With all of the stress and hand-wringing over Wall Street and the global economy over the past month, it is difficult to find something positive to talk about, but let me try.

This week I turn to a long-time friend, whose judgement I truly respect, Porter Martin, President of Martin, Goodrich & Waddell in Northern Illinois, a firm that deals in farm management and farm real estate. Four times a year, Porter puts his thoughts in writing in the company newsletter entitled Seasons. His most recent effort was headlined “Why Farmland is Your Safest Harbor in the Current Financial Storm”. In addition to talking about that though, he offers some history on how we get into the problems we do when government regulates every detail of private enterprise and tries to solve every economic problem with credit expansion, subsidies and restrictions.

Quoting Porter, “ Mercantilism birthed and built the two mortgage giants which became the rotten foundation of U.S. mortgage debt, Fannie Mae and Freddie Mac, created by a Congress eager to expand home ownership for lower income people. Fannie and Freddie underwrote half of the twelve-trillion dollars in U.S. home mortgages in America, many of them by buying bundles of mortgage-backed securities.
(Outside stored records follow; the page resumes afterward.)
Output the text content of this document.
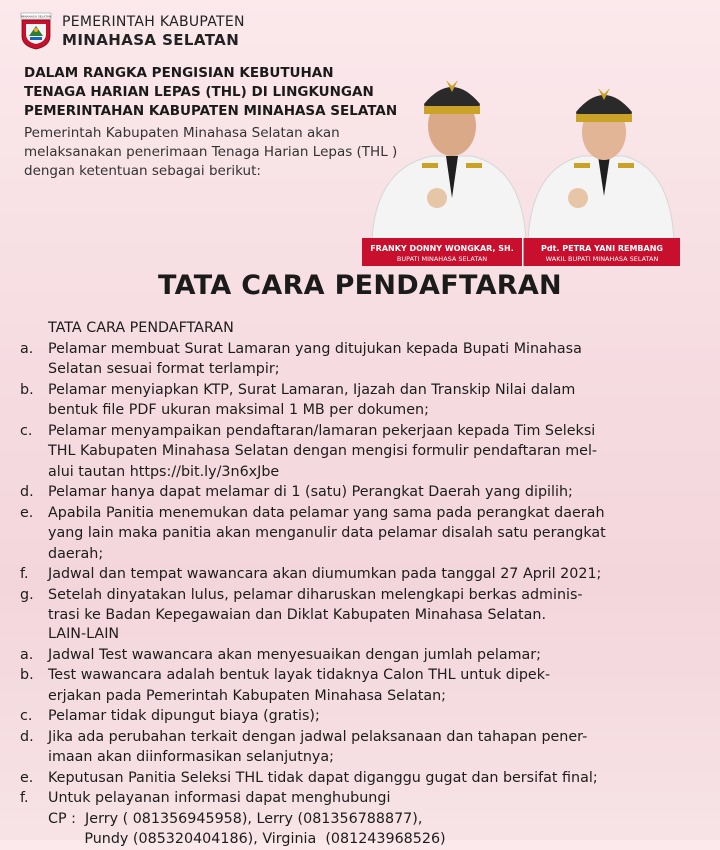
MINAHASA SELATAN PEMERINTAH KABUPATEN
MINAHASA SELATAN
DALAM RANGKA PENGISIAN KEBUTUHAN
TENAGA HARIAN LEPAS (THL) DI LINGKUNGAN
PEMERINTAHAN KABUPATEN MINAHASA SELATAN
Pemerintah Kabupaten Minahasa Selatan akan
melaksanakan penerimaan Tenaga Harian Lepas (THL )
dengan ketentuan sebagai berikut:
FRANKY DONNY WONGKAR, SH.
BUPATI MINAHASA SELATAN
Pdt. PETRA YANI REMBANG
WAKIL BUPATI MINAHASA SELATAN
TATA CARA PENDAFTARAN
TATA CARA PENDAFTARAN
a.	Pelamar membuat Surat Lamaran yang ditujukan kepada Bupati Minahasa
Selatan sesuai format terlampir;
b.	Pelamar menyiapkan KTP, Surat Lamaran, Ijazah dan Transkip Nilai dalam
bentuk file PDF ukuran maksimal 1 MB per dokumen;
c.	Pelamar menyampaikan pendaftaran/lamaran pekerjaan kepada Tim Seleksi
THL Kabupaten Minahasa Selatan dengan mengisi formulir pendaftaran mel-
alui tautan https://bit.ly/3n6xJbe
d.	Pelamar hanya dapat melamar di 1 (satu) Perangkat Daerah yang dipilih;
e.	Apabila Panitia menemukan data pelamar yang sama pada perangkat daerah
yang lain maka panitia akan menganulir data pelamar disalah satu perangkat
daerah;
f.	Jadwal dan tempat wawancara akan diumumkan pada tanggal 27 April 2021;
g.	Setelah dinyatakan lulus, pelamar diharuskan melengkapi berkas adminis-
trasi ke Badan Kepegawaian dan Diklat Kabupaten Minahasa Selatan.
LAIN-LAIN
a.	Jadwal Test wawancara akan menyesuaikan dengan jumlah pelamar;
b.	Test wawancara adalah bentuk layak tidaknya Calon THL untuk dipek-
erjakan pada Pemerintah Kabupaten Minahasa Selatan;
c.	Pelamar tidak dipungut biaya (gratis);
d.	Jika ada perubahan terkait dengan jadwal pelaksanaan dan tahapan pener-
imaan akan diinformasikan selanjutnya;
e.	Keputusan Panitia Seleksi THL tidak dapat diganggu gugat dan bersifat final;
f.	Untuk pelayanan informasi dapat menghubungi
CP :  Jerry ( 081356945958), Lerry (081356788877),
Pundy (085320404186), Virginia  (081243968526)
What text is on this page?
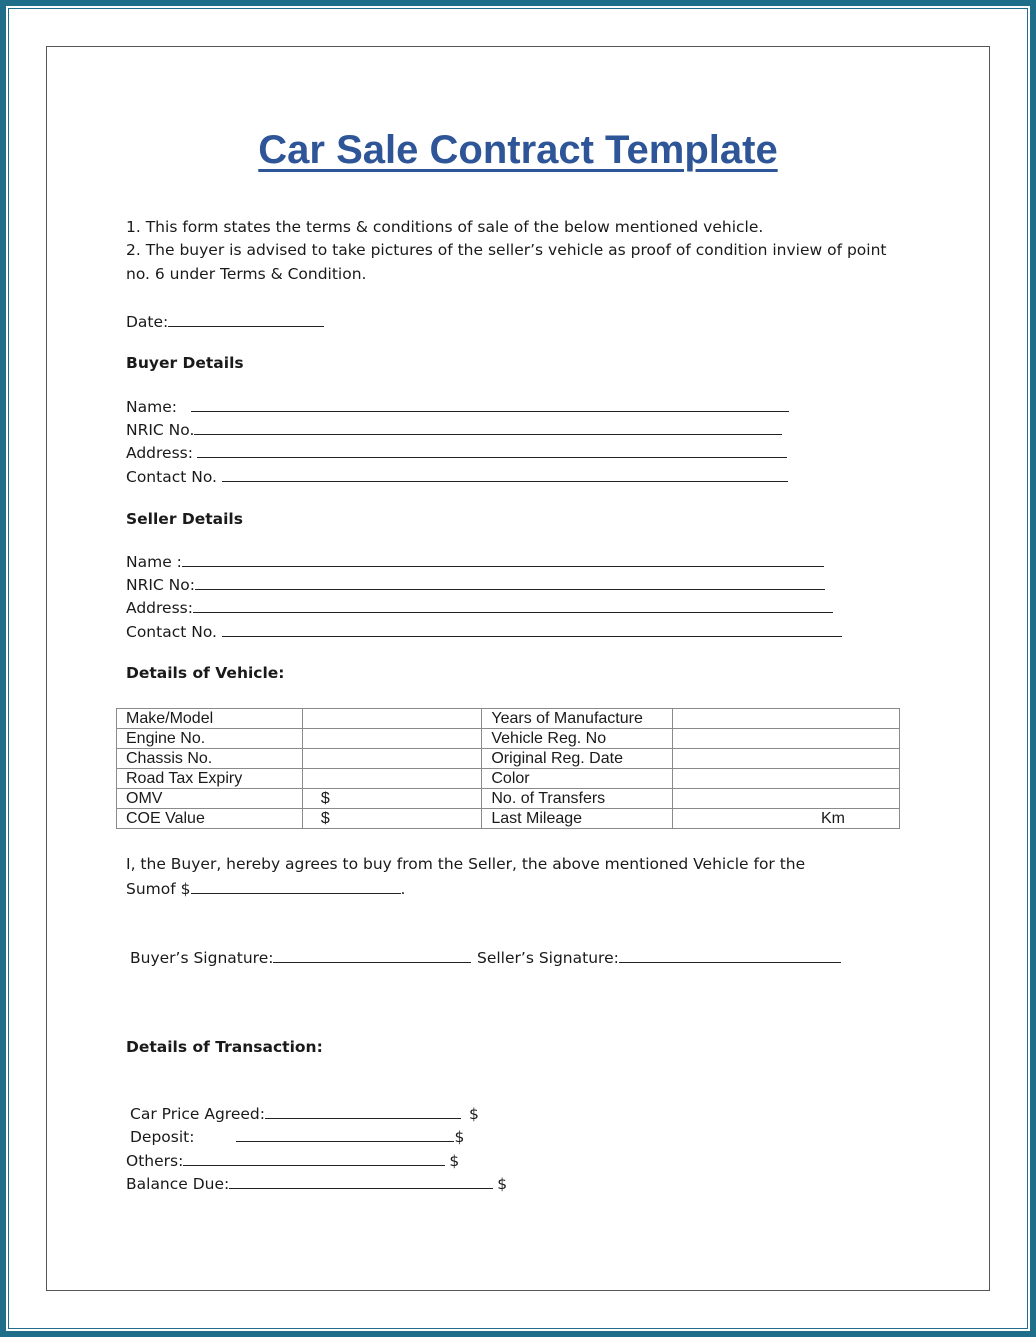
Car Sale Contract Template
1. This form states the terms & conditions of sale of the below mentioned vehicle.
2. The buyer is advised to take pictures of the seller’s vehicle as proof of condition inview of point
no. 6 under Terms & Condition.
Date:
Buyer Details
Name:
NRIC No.
Address:
Contact No.
Seller Details
Name :
NRIC No:
Address:
Contact No.
Details of Vehicle:
Make/Model		Years of Manufacture	
Engine No.		Vehicle Reg. No	
Chassis No.		Original Reg. Date	
Road Tax Expiry		Color	
OMV	$	No. of Transfers	
COE Value	$	Last Mileage	Km
I, the Buyer, hereby agrees to buy from the Seller, the above mentioned Vehicle for the
Sumof $	.
Buyer’s Signature:	Seller’s Signature:
Details of Transaction:
Car Price Agreed:	$
Deposit:	$
Others:	$
Balance Due:	$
When home prices fell, mortgage defaults rose and those securities crashed, throwing the entire banking system into chaos.”

Fast forward to the latter part of Porter’s column; he said “I hope administrators of any future Wall Street ‘rescue’ will look back to the farmland price crash of 1981 to 1986, and apply its useful lessons on the need to find real values in the market place, so real recovery can flow again. Lenders struggled through the 1981-86 farm defaults on their own. The Farm Credit System consolidated. Contract sellers took back farms. Banks resold foreclosed farms. Land values in many regions settled and stabilized at new lows, often 60% down from the 1981 peak, and new buyers got a toe-hold in land. And one of the most enduring legacies of that land bust; farmland borrowers and lenders have remembered ever since that leverage cuts more deeply in a price down-trend than it enhances returns in an up-trend. As a result, we do not see over-leveraged farmland deals today. Many sales are all cash, no financing.”

It’s too bad we quickly forget that history can be a harsh teacher and we pay dearly for not paying attention. Let’s hope this year’s economic lessons will not be quickly forgotten. Thank you, Porter Martin, for your common-sense thoughts.

I’m pleased to share them on Samuelson Sez.